TTAC, offered by Free Cash Flow Advisors via the TrimTabs Asset Management brand, actively invests according to a fundamentals-driven process that chooses 150 stocks based on free cash flow strength.
By emphasizing free cash flow profitability and growth as well as shrinking leverage and decreasing shares outstanding, the quality growth option ETF has met its goal to outperform the Russell 3000 Index of late, returning 9% more than the index over one year.
TTAC went underweight for big tech names like GOOGL and META at a time when the firms were rallying.
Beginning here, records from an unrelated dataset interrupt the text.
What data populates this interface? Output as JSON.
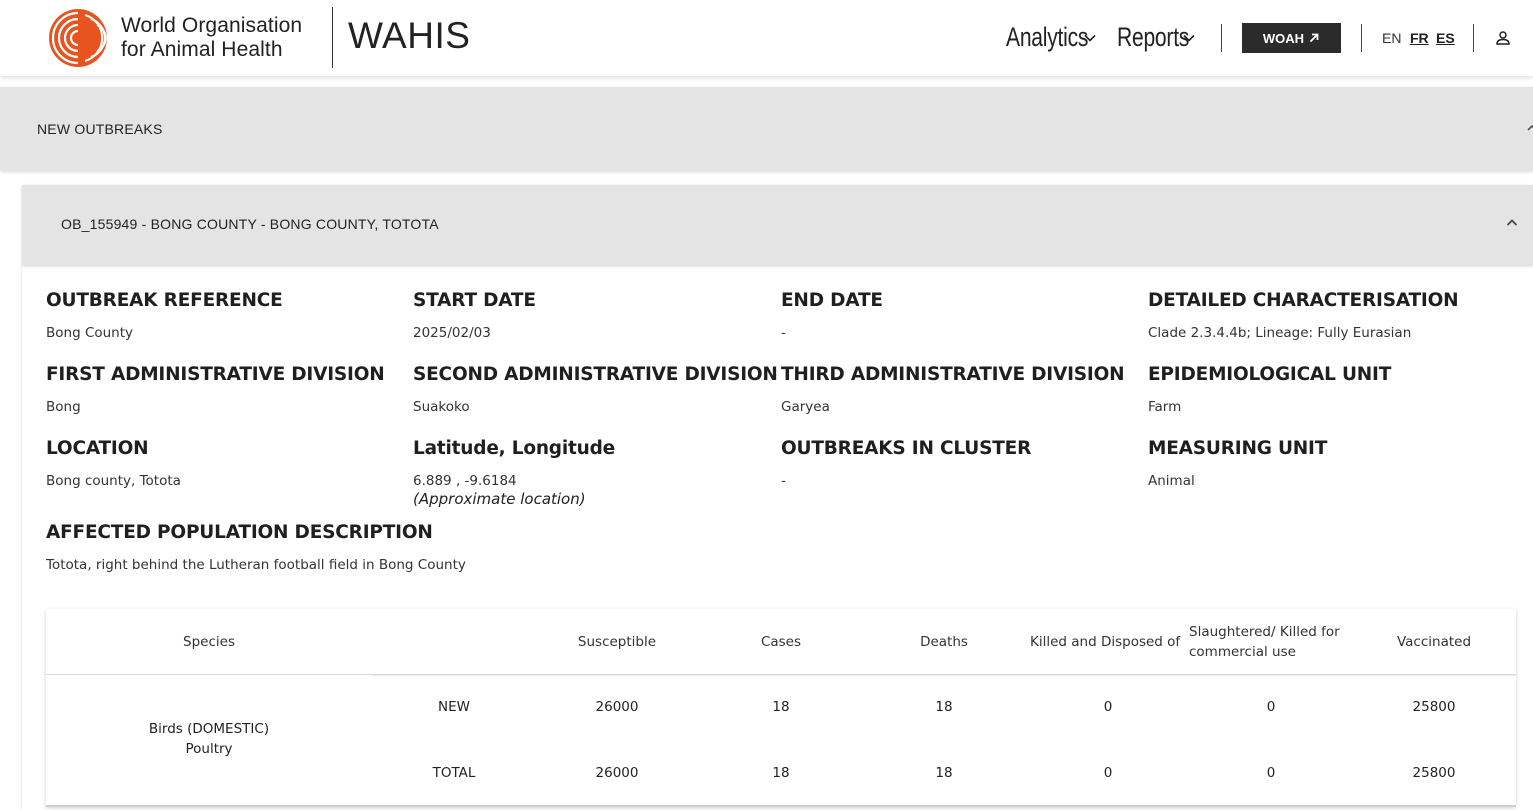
{
  "header": {
    "org_line1": "World Organisation",
    "org_line2": "for Animal Health",
    "app_title": "WAHIS",
    "nav": {
      "analytics": "Analytics",
      "reports": "Reports"
    },
    "woah_button": "WOAH",
    "languages": {
      "en": "EN",
      "fr": "FR",
      "es": "ES"
    },
    "brand_color": "#e8541f"
  },
  "panels": {
    "new_outbreaks": "NEW OUTBREAKS",
    "outbreak_title": "OB_155949 - BONG COUNTY - BONG COUNTY, TOTOTA"
  },
  "fields": {
    "outbreak_reference": {
      "label": "OUTBREAK REFERENCE",
      "value": "Bong County"
    },
    "start_date": {
      "label": "START DATE",
      "value": "2025/02/03"
    },
    "end_date": {
      "label": "END DATE",
      "value": "-"
    },
    "detailed_characterisation": {
      "label": "DETAILED CHARACTERISATION",
      "value": "Clade 2.3.4.4b; Lineage: Fully Eurasian"
    },
    "first_admin": {
      "label": "FIRST ADMINISTRATIVE DIVISION",
      "value": "Bong"
    },
    "second_admin": {
      "label": "SECOND ADMINISTRATIVE DIVISION",
      "value": "Suakoko"
    },
    "third_admin": {
      "label": "THIRD ADMINISTRATIVE DIVISION",
      "value": "Garyea"
    },
    "epi_unit": {
      "label": "EPIDEMIOLOGICAL UNIT",
      "value": "Farm"
    },
    "location": {
      "label": "LOCATION",
      "value": "Bong county, Totota"
    },
    "lat_long": {
      "label": "Latitude, Longitude",
      "value": "6.889 , -9.6184",
      "note": "(Approximate location)"
    },
    "outbreaks_in_cluster": {
      "label": "OUTBREAKS IN CLUSTER",
      "value": "-"
    },
    "measuring_unit": {
      "label": "MEASURING UNIT",
      "value": "Animal"
    },
    "affected_population": {
      "label": "AFFECTED POPULATION DESCRIPTION",
      "value": "Totota, right behind the Lutheran football field in Bong County"
    }
  },
  "table": {
    "headers": {
      "species": "Species",
      "susceptible": "Susceptible",
      "cases": "Cases",
      "deaths": "Deaths",
      "killed": "Killed and Disposed of",
      "slaughtered": "Slaughtered/ Killed for commercial use",
      "vaccinated": "Vaccinated"
    },
    "species_line1": "Birds (DOMESTIC)",
    "species_line2": "Poultry",
    "rows": [
      {
        "type": "NEW",
        "susceptible": "26000",
        "cases": "18",
        "deaths": "18",
        "killed": "0",
        "slaughtered": "0",
        "vaccinated": "25800"
      },
      {
        "type": "TOTAL",
        "susceptible": "26000",
        "cases": "18",
        "deaths": "18",
        "killed": "0",
        "slaughtered": "0",
        "vaccinated": "25800"
      }
    ]
  }
}
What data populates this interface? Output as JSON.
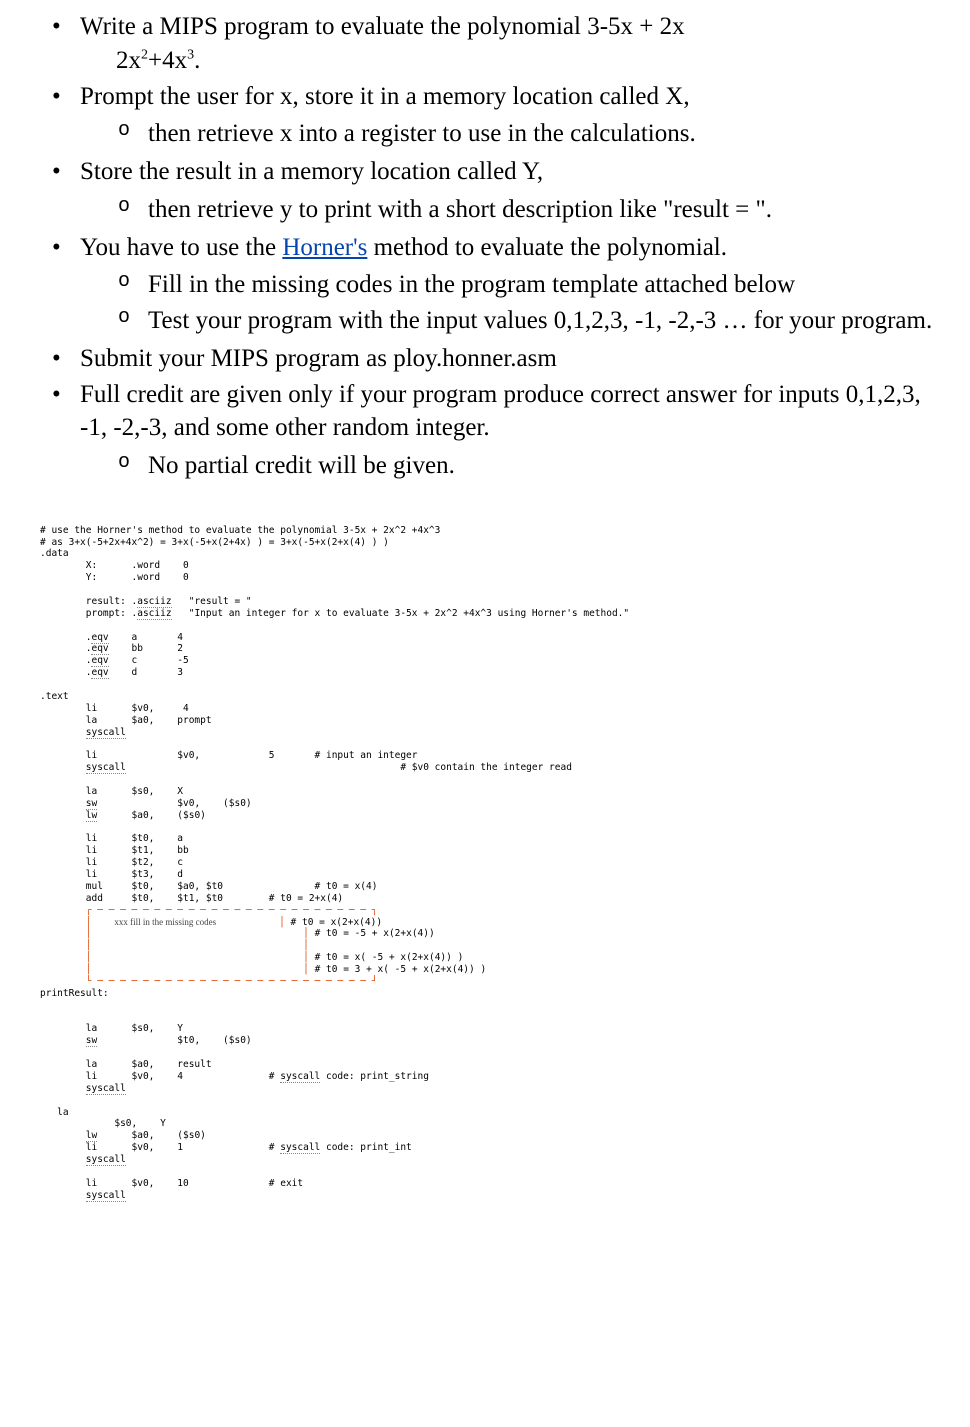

From July 31 last year to October 31 this year, the Russell 3000 TR Index held a 3% average weight for AMZN, while TTAC held no AMZN shares.
TTAC weighted META at 0.4% compared to 1.3% for the index, and Microsoft (MSFT) at just 3.3% compared to 5% for the Russell 3000 TR Index in that period. The quality growth ETF saw similar weighting gaps between its holdings and those of the S&P 500 TR Index as well, holding a 5.75% weight for Apple Inc. (AAPL) compared to the S&P 500 TR Index’s 6.7% weight.
The ETF’s assessment of each firm’s free cash flow profitability led TTAC to outperform, during that five-quarter period, TTAC’s cumulative active return against the Russell 3000 TR Index was 7.4%, with 24.5% of the excess return attributable to the underweight tech ETF’s decision to underweight the FAAMGT stocks.
TTAC’s cumulative active return versus the S&P 500 TR Index was 5.3%, with an even larger amount due to weighting the mega-cap tech firms, a full 47.5% of the excess return.
Investors looking for exposure to large-cap growth equity opportunities, but concerned by significant market uncertainty driven by rising rates, geopolitics, and the prospect of a recession may want to keep TTAC’s fundamental analysis, free cash flow analysis approach in mind. While trends come and go, consider trusting the fundamentals with TTAC.